Boy Whose Treatment Was Delayed by Snow Dies

Jose Peralta

The New York Times

A stricken 3-month-old boy whose medical treatment was delayed last week by unplowed streets in Queens died Tuesday afternoon at Elmhurst Hospital, paramedics said.

The infant, Addison Reinoso, began having breathing problems and lost consciousness last Wednesday afternoon, said Patrick Bahnken, president of the Uniformed EMTs, Paramedics and Fire Inspectors FDNY.

A baby sitter alerted the boy’s father, who tried to resuscitate him while the boy’s mother called for help. But it took her several minutes to get through to someone on 911, another 10 minutes or more for rescue workers to reach the family’s home on 39th Avenue in Corona, and 30 minutes for the ambulance to get close to the hospital, only to get stuck in the snow on an unplowed stretch about a block and a half from the emergency room door.

Mr. Bahnken said one of the emergency medical crew members grabbed the baby and ran for the hospital while simultaneously trying to resuscitate him.

The snow had stopped falling more than two days before.

Addison was brain dead and clung to life for six days. His death was first reported by El Diario.

Mr. Bahnken said emergency medical services crews suffered from an array of problems during the blizzard. Ambulances did not have traction straps for their tires to help them get through the snow, streets were clogged with snow and stuck cars, and many ambulance battalions ran out of gas because their requests for fuel were denied by the Fire Department operations center in the days before the blizzard, he said.

“This loss was tragic,” Mr. Bahnken said. “If we had adequate access to the patient and could get through the streets and reach this child in a timely fashion, I’d like to believe — and I do believe in all my heart — that perhaps we could have made a difference.”

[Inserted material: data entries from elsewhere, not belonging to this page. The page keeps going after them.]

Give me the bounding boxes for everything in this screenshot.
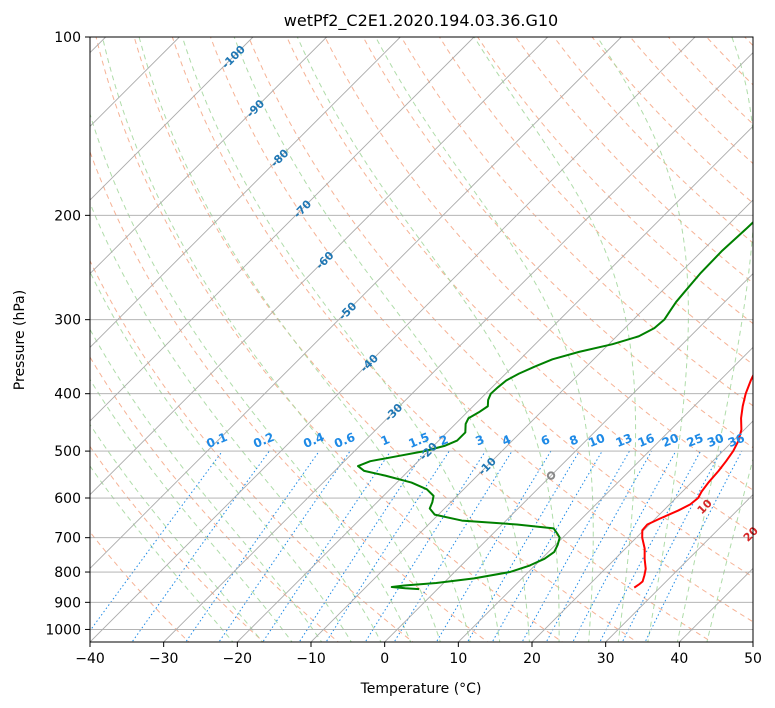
mixing-ratio-line xyxy=(364,450,486,642)
y-tick-label: 900 xyxy=(54,595,81,611)
x-tick-label: −40 xyxy=(75,651,105,667)
moist-adiabat-line xyxy=(473,37,637,642)
moist-adiabat-line xyxy=(375,37,594,642)
dry-adiabat-line xyxy=(90,150,489,642)
dry-adiabat-line xyxy=(324,37,753,491)
dry-adiabat-line xyxy=(400,37,753,407)
plot-content xyxy=(90,37,753,642)
y-tick-label: 800 xyxy=(54,565,81,581)
mixing-ratio-line xyxy=(218,450,351,642)
moist-adiabat-line xyxy=(296,37,560,642)
x-tick-label: 10 xyxy=(449,651,467,667)
x-axis-ticks: −40 −30 −20 −10 0 10 20 30 40 50 xyxy=(75,642,762,667)
mixing-ratio-label: 30 xyxy=(705,431,726,450)
x-tick-label: 0 xyxy=(380,651,389,667)
moist-adiabat-line xyxy=(181,37,501,642)
y-tick-label: 1000 xyxy=(45,622,81,638)
plot-frame xyxy=(89,36,754,643)
dewpoint-profile-line xyxy=(356,221,753,591)
y-tick-label: 200 xyxy=(54,208,81,224)
isotherm-line xyxy=(531,420,753,642)
dry-adiabat-line xyxy=(248,37,753,578)
isotherm-line xyxy=(90,37,622,569)
moist-adiabat-line xyxy=(90,328,323,642)
y-tick-label: 300 xyxy=(54,313,81,329)
isotherm-line xyxy=(384,273,753,642)
isotherm-line xyxy=(90,37,327,275)
isotherm-line xyxy=(90,37,696,642)
mixing-ratio-line xyxy=(185,450,320,642)
mixing-ratio-label: 10 xyxy=(586,431,607,450)
x-tick-label: 30 xyxy=(597,651,615,667)
isotherm-line xyxy=(90,37,475,422)
y-tick-label: 100 xyxy=(54,30,81,46)
moist-adiabat-line xyxy=(90,378,293,642)
x-tick-label: −30 xyxy=(149,651,179,667)
mixing-ratio-lines xyxy=(90,450,743,642)
y-axis-label: Pressure (hPa) xyxy=(12,290,28,390)
isotherm-line xyxy=(90,37,254,201)
mixing-ratio-line xyxy=(393,450,513,642)
mixing-ratio-line xyxy=(262,450,392,642)
mixing-ratio-label: 25 xyxy=(685,431,706,450)
x-tick-label: −20 xyxy=(223,651,253,667)
x-tick-label: 50 xyxy=(744,651,762,667)
isotherm-line xyxy=(310,199,753,642)
mixing-ratio-line xyxy=(325,450,450,642)
x-tick-label: 20 xyxy=(523,651,541,667)
mixing-ratio-label: 36 xyxy=(726,431,747,450)
mixing-ratio-line xyxy=(90,450,223,632)
chart-title: wetPf2_C2E1.2020.194.03.36.G10 xyxy=(284,11,558,31)
x-axis-label: Temperature (°C) xyxy=(360,681,482,697)
temperature-profile-line xyxy=(633,373,753,589)
mixing-ratio-line xyxy=(599,450,701,642)
y-tick-label: 600 xyxy=(54,491,81,507)
mixing-ratio-line xyxy=(621,450,722,642)
x-tick-label: −10 xyxy=(296,651,326,667)
isotherm-zero-marker xyxy=(546,471,556,480)
x-tick-label: 40 xyxy=(670,651,688,667)
dry-adiabat-line xyxy=(209,37,753,623)
mixing-ratio-line xyxy=(298,450,425,642)
mixing-ratio-line xyxy=(466,450,580,642)
mixing-ratio-line xyxy=(572,450,677,642)
isotherm-line xyxy=(237,125,753,642)
dry-adiabat-line xyxy=(171,37,713,642)
isotherm-line xyxy=(90,37,548,496)
mixing-ratio-label: 20 xyxy=(660,431,681,450)
mixing-ratio-line xyxy=(131,450,270,642)
y-axis-ticks: 100 200 300 400 500 600 700 800 900 1000 xyxy=(45,30,90,638)
pressure-gridlines xyxy=(90,37,753,630)
mixing-ratio-label: 13 xyxy=(614,431,635,450)
y-tick-label: 700 xyxy=(54,531,81,547)
y-tick-label: 400 xyxy=(54,387,81,403)
isotherm-line xyxy=(90,37,401,348)
y-tick-label: 500 xyxy=(54,444,81,460)
mixing-ratio-label: 16 xyxy=(636,431,657,450)
moist-adiabat-line xyxy=(233,37,530,642)
sounding-profiles xyxy=(356,221,753,591)
isotherm-line xyxy=(163,52,753,642)
isotherm-line xyxy=(605,494,753,642)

The death was at least the second linked to the uncleared streets. In Crown Heights, Brooklyn, a woman gave birth in a building vestibule during the storm after emergency crews could not make it to her home. The baby did not survive.

Frank Sobrino, a spokesman for State Senator Jose R. Peralta, whose district includes East Elmhurst, said the baby’s family was looking into organ donation and hoped to bury him in Ecuador. Mr. Peralta’s office is trying to raise money to pay for burial expenses and the cost of flying the body to South America.

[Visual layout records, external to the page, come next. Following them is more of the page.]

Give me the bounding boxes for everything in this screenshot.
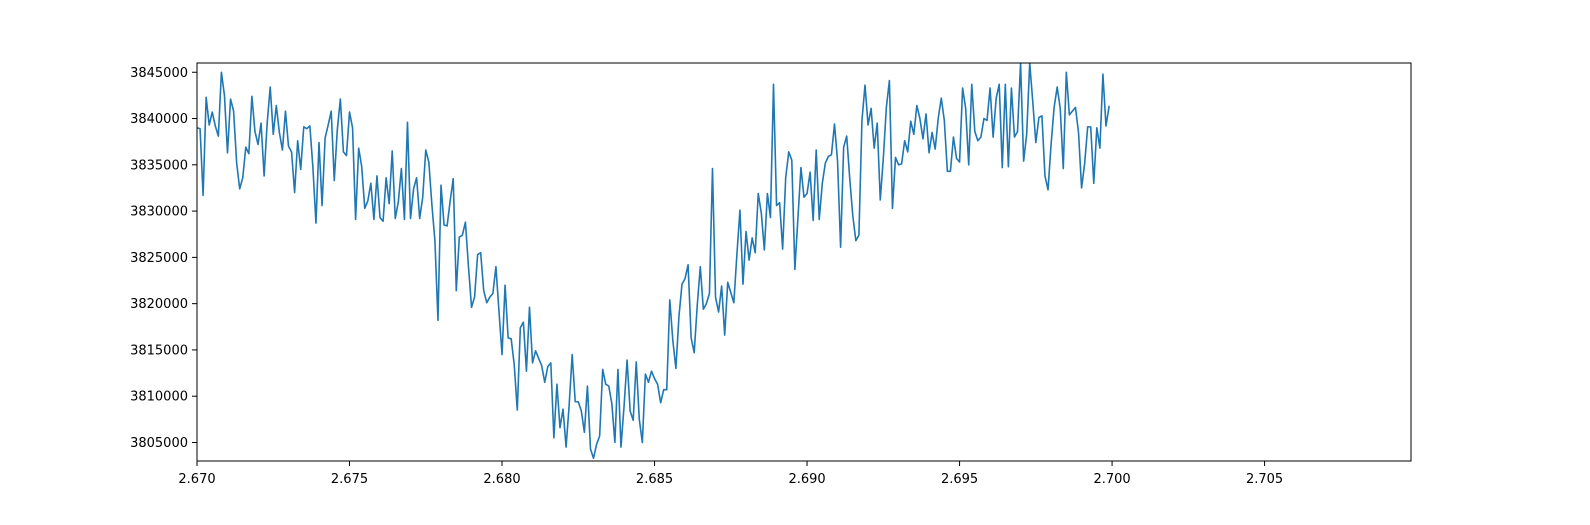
- x-tick-label: 2.700: [1093, 472, 1130, 487]
- x-tick-label: 2.675: [331, 472, 368, 487]
- y-tick-label: 3815000: [130, 343, 188, 358]
- x-tick-label: 2.670: [178, 472, 215, 487]
- x-tick-label: 2.680: [483, 472, 520, 487]
- y-tick-label: 3835000: [130, 158, 188, 173]
- x-tick-label: 2.690: [788, 472, 825, 487]
- x-tick-label: 2.705: [1246, 472, 1283, 487]
- y-axis-ticks: 3805000 3810000 3815000 3820000 3825000 38300…: [130, 66, 197, 451]
- y-tick-label: 3825000: [130, 251, 188, 266]
- data-series-line: [197, 63, 1110, 460]
- x-tick-label: 2.695: [941, 472, 978, 487]
- y-tick-label: 3845000: [130, 66, 188, 81]
- y-tick-label: 3830000: [130, 205, 188, 220]
- x-tick-label: 2.685: [636, 472, 673, 487]
- y-tick-label: 3840000: [130, 112, 188, 127]
- plot-area: [197, 63, 1411, 461]
- x-axis-ticks: 2.670 2.675 2.680 2.685 2.690 2.695 2.700 2.705: [178, 461, 1283, 487]
- y-tick-label: 3805000: [130, 436, 188, 451]
- plot-frame: [196, 62, 1412, 462]
- y-tick-label: 3810000: [130, 390, 188, 405]
- y-tick-label: 3820000: [130, 297, 188, 312]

“I don’t know of another area in the city where the consequences of failing to plow streets in a timely manner were as devastating as in my district,” Mr. Peralta said in a statement. “The examination of all that went wrong these past four days must be exhaustive and honest. Upon conclusion of that review, swift and forceful action must be taken against those who failed our city in a time of need.”